Although Comfort doesn’t quite say it, genetic determinism is not something one can simply disprove. It is a mindset, an attitude to life and to people: In popular culture, the thought is expressed as “It’s not me, it’s my genes.” Among our betters, couched in bureaucratic terms, the thought is “You’re right and we could do with fewer genes like yours.” We can’t stop people from believing that stuff; the best we can do is make sure it doesn’t impact public policy much.

The review offers a number of walks on the wild side of genetics.

See also: There’s a gene for that… or is there?

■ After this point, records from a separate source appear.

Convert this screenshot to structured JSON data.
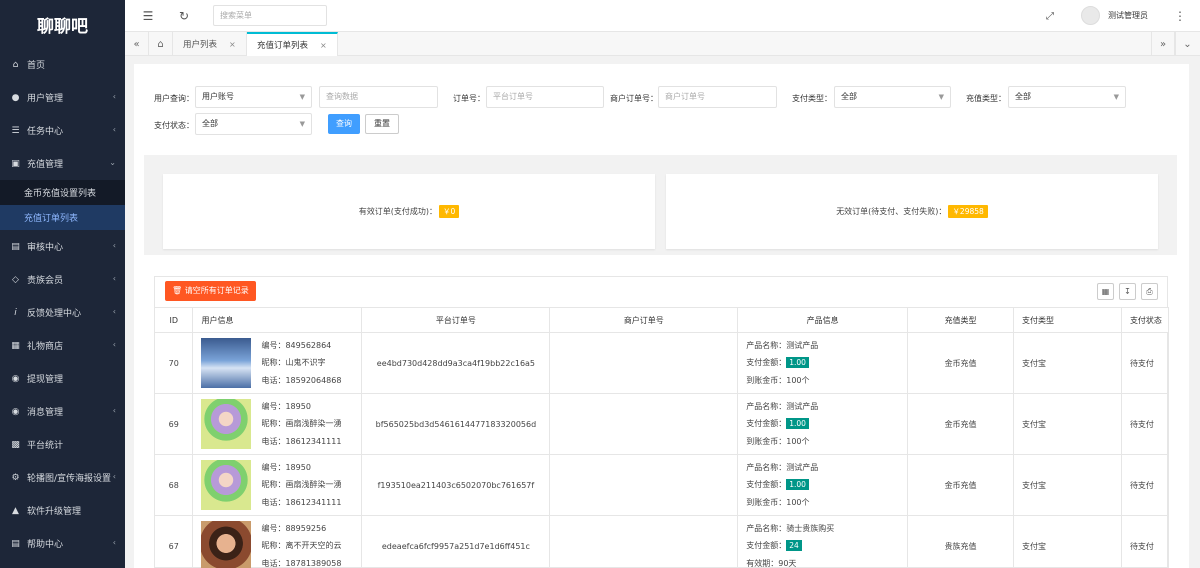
{
  "sidebar": {
    "logo": "聊聊吧",
    "items": [
      {
        "label": "首页"
      },
      {
        "label": "用户管理"
      },
      {
        "label": "任务中心"
      },
      {
        "label": "充值管理"
      },
      {
        "label": "审核中心"
      },
      {
        "label": "贵族会员"
      },
      {
        "label": "反馈处理中心"
      },
      {
        "label": "礼物商店"
      },
      {
        "label": "提现管理"
      },
      {
        "label": "消息管理"
      },
      {
        "label": "平台统计"
      },
      {
        "label": "轮播图/宣传海报设置"
      },
      {
        "label": "软件升级管理"
      },
      {
        "label": "帮助中心"
      }
    ],
    "submenu": [
      {
        "label": "金币充值设置列表"
      },
      {
        "label": "充值订单列表"
      }
    ]
  },
  "topbar": {
    "search_placeholder": "搜索菜单",
    "username": "测试管理员"
  },
  "tabs": [
    {
      "label": "用户列表"
    },
    {
      "label": "充值订单列表"
    }
  ],
  "filters": {
    "user_query_label": "用户查询：",
    "user_query_select": "用户账号",
    "user_query_placeholder": "查询数据",
    "order_no_label": "订单号：",
    "order_no_placeholder": "平台订单号",
    "merchant_no_label": "商户订单号：",
    "merchant_no_placeholder": "商户订单号",
    "pay_type_label": "支付类型：",
    "pay_type_value": "全部",
    "recharge_type_label": "充值类型：",
    "recharge_type_value": "全部",
    "pay_status_label": "支付状态：",
    "pay_status_value": "全部",
    "query_button": "查询",
    "reset_button": "重置"
  },
  "stats": {
    "valid_label": "有效订单(支付成功)：",
    "valid_value": "￥0",
    "invalid_label": "无效订单(待支付、支付失败)：",
    "invalid_value": "￥29858"
  },
  "table": {
    "clear_button": "请空所有订单记录",
    "headers": [
      "ID",
      "用户信息",
      "平台订单号",
      "商户订单号",
      "产品信息",
      "充值类型",
      "支付类型",
      "支付状态"
    ],
    "rows": [
      {
        "id": "70",
        "no": "编号：849562864",
        "nick": "昵称：山鬼不识字",
        "phone": "电话：18592064868",
        "order": "ee4bd730d428dd9a3ca4f19bb22c16a5",
        "merchant": "",
        "p1": "产品名称：测试产品",
        "p2_label": "支付金额：",
        "p2_value": "1.00",
        "p3": "到账金币：100个",
        "recharge": "金币充值",
        "pay": "支付宝",
        "status": "待支付"
      },
      {
        "id": "69",
        "no": "编号：18950",
        "nick": "昵称：画扇浅醉染一湧",
        "phone": "电话：18612341111",
        "order": "bf565025bd3d5461614477183320056d",
        "merchant": "",
        "p1": "产品名称：测试产品",
        "p2_label": "支付金额：",
        "p2_value": "1.00",
        "p3": "到账金币：100个",
        "recharge": "金币充值",
        "pay": "支付宝",
        "status": "待支付"
      },
      {
        "id": "68",
        "no": "编号：18950",
        "nick": "昵称：画扇浅醉染一湧",
        "phone": "电话：18612341111",
        "order": "f193510ea211403c6502070bc761657f",
        "merchant": "",
        "p1": "产品名称：测试产品",
        "p2_label": "支付金额：",
        "p2_value": "1.00",
        "p3": "到账金币：100个",
        "recharge": "金币充值",
        "pay": "支付宝",
        "status": "待支付"
      },
      {
        "id": "67",
        "no": "编号：88959256",
        "nick": "昵称：离不开天空的云",
        "phone": "电话：18781389058",
        "order": "edeaefca6fcf9957a251d7e1d6ff451c",
        "merchant": "",
        "p1": "产品名称：骑士贵族购买",
        "p2_label": "支付金额：",
        "p2_value": "24",
        "p3": "有效期：90天",
        "recharge": "贵族充值",
        "pay": "支付宝",
        "status": "待支付"
      }
    ]
  },
  "colors": {
    "sidebar_bg": "#1d2638",
    "accent_tab": "#00bcd4",
    "query_btn": "#409eff",
    "danger_btn": "#ff5722",
    "badge_yellow": "#ffb800",
    "badge_green": "#009688"
  }
}
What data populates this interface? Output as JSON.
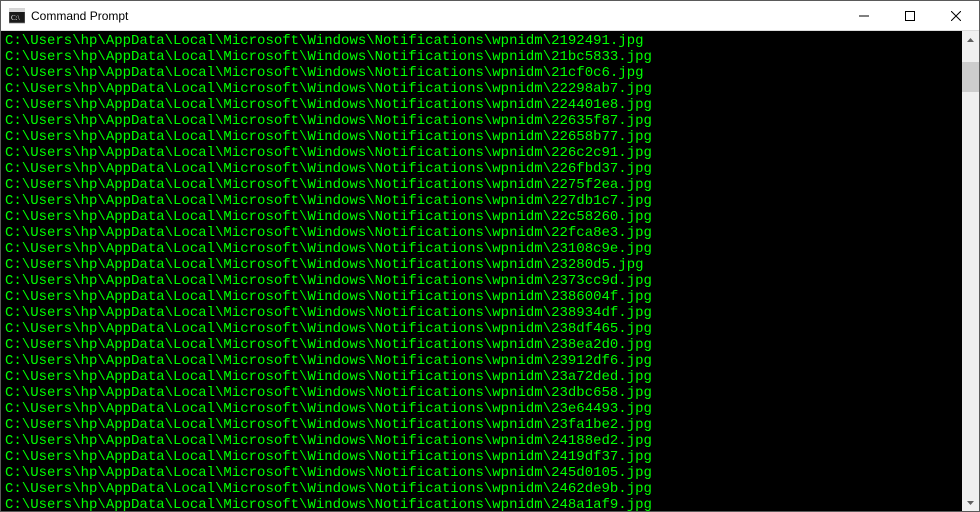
{
  "window": {
    "title": "Command Prompt"
  },
  "colors": {
    "text": "#00ff00",
    "background": "#000000"
  },
  "path_prefix": "C:\\Users\\hp\\AppData\\Local\\Microsoft\\Windows\\Notifications\\wpnidm\\",
  "files": [
    "2192491.jpg",
    "21bc5833.jpg",
    "21cf0c6.jpg",
    "22298ab7.jpg",
    "224401e8.jpg",
    "22635f87.jpg",
    "22658b77.jpg",
    "226c2c91.jpg",
    "226fbd37.jpg",
    "2275f2ea.jpg",
    "227db1c7.jpg",
    "22c58260.jpg",
    "22fca8e3.jpg",
    "23108c9e.jpg",
    "23280d5.jpg",
    "2373cc9d.jpg",
    "2386004f.jpg",
    "238934df.jpg",
    "238df465.jpg",
    "238ea2d0.jpg",
    "23912df6.jpg",
    "23a72ded.jpg",
    "23dbc658.jpg",
    "23e64493.jpg",
    "23fa1be2.jpg",
    "24188ed2.jpg",
    "2419df37.jpg",
    "245d0105.jpg",
    "2462de9b.jpg",
    "248a1af9.jpg"
  ]
}
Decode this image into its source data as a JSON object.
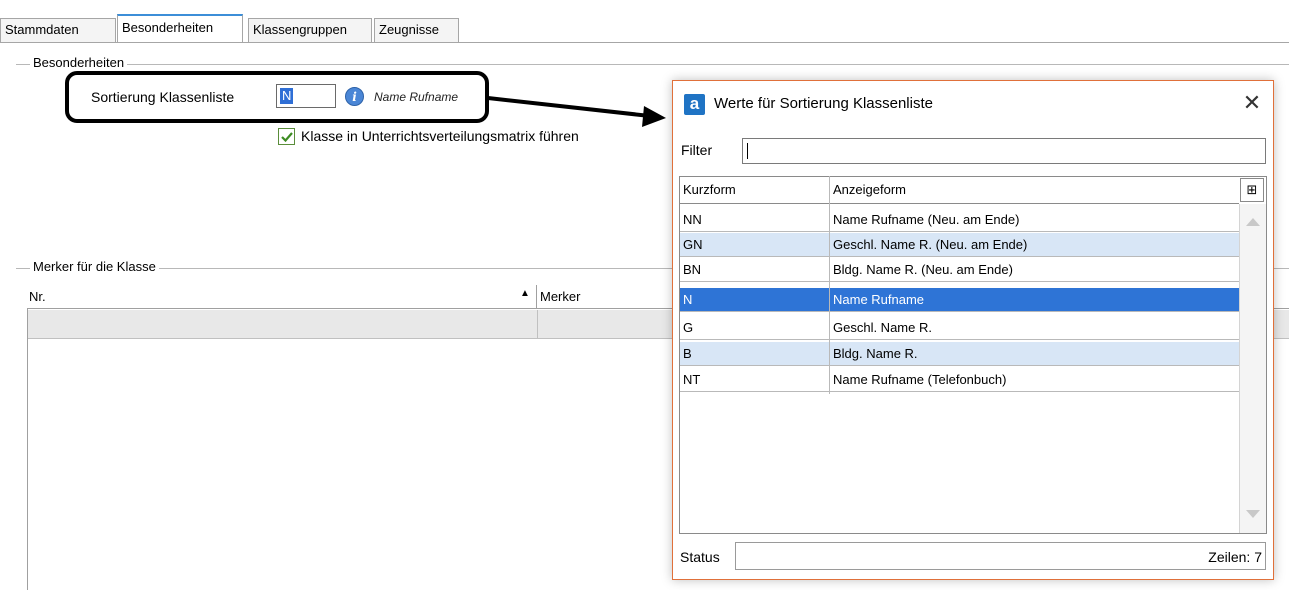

5 Replies to “Why genetic determinism can’t simply be disproven

  1. 1
    vmahuna says:

    “Hereditarian books such as Charles Murray and Richard Herrnstein’s The Bell Curve (1994) and Nicholas Wade’s 2014 A Troublesome Inheritance (see N. Comfort Nature 513, 306–307; 2014) exploited their respective scientific and cultural moments, leveraging the cultural authority of science to advance a discredited, undemocratic agenda.”

    Um, have you READ “Bell Curve” or any of Charles Murray’s later analyses? Murray argues AGAINST undemocratic government programs that INSIST that long term, objective observation of the measurable differences in achievement between races MUST be ignored because it CAN’T be true. And even if IS true, we must PRETEND the differences don’t exist because Liberal social programs DEPEND on “equal outcomes” not “equal opportunities”.

    But clearly any theory that requires “equal outcomes”, regardless of talent, is fundamentally “a discredited, undemocratic agenda”. Should there be quotas for white boys in the NBA? Should 10% of all symphony orchestras be black? And we are now seeing cases of elite colleges discriminating against Asians because, well, the Asians simply do too good on tests. So blacks whose test scores disqualify them are admitted, and Asians whose test scores qualify them are rejected SOLELY on race. Which is entirely in keeping with “equal outcomes”.

  2. 2
    AaronS1978 says:

    I read this article couple days ago.
    I do agree with what he is saying but it’s still scary, often the idea of genetic determinism undermines free will and makes us all puppets to the protein coding that created our cells. People like Nancy Segal, go out of their way, to tote this point by showing the similarities between twins raised apart prove genetic inheritance of both personalities and traits. I understand that genetic determinism is a mindset and hard to disprove, but as long as people like Plomin and Segal keep showing to the public that they are right, it’s going to become near impossible to stop them from directly influencing public policy. So I think the only way to stop them from having an impact is by directly in validating their points of view which I don’t know how to do very well

  3. 3
    bornagain77 says:

    as to:

    “So I think the only way to stop them from having an impact is by directly in validating their points of view which I don’t know how to do very well”,,,

    Here is one way to invalidate their reductive materialistic points of view with empirical evidence:

    Darwinism vs Biological Form – video
    https://www.youtube.com/watch?v=JyNzNPgjM4w

    Here is another way:

    Michael Egnor: Is free will a dangerous myth?
    October 6, 2018
    https://uncommondescent.com/intelligent-design/michael-egnor-is-free-will-a-dangerous-myth/

  4. 4
    AaronS1978 says:

    I appreciate your posts you put a lot of work into them.

  5. 5
    News says:

    Aaron1978 at 4, thanks! Glad to help.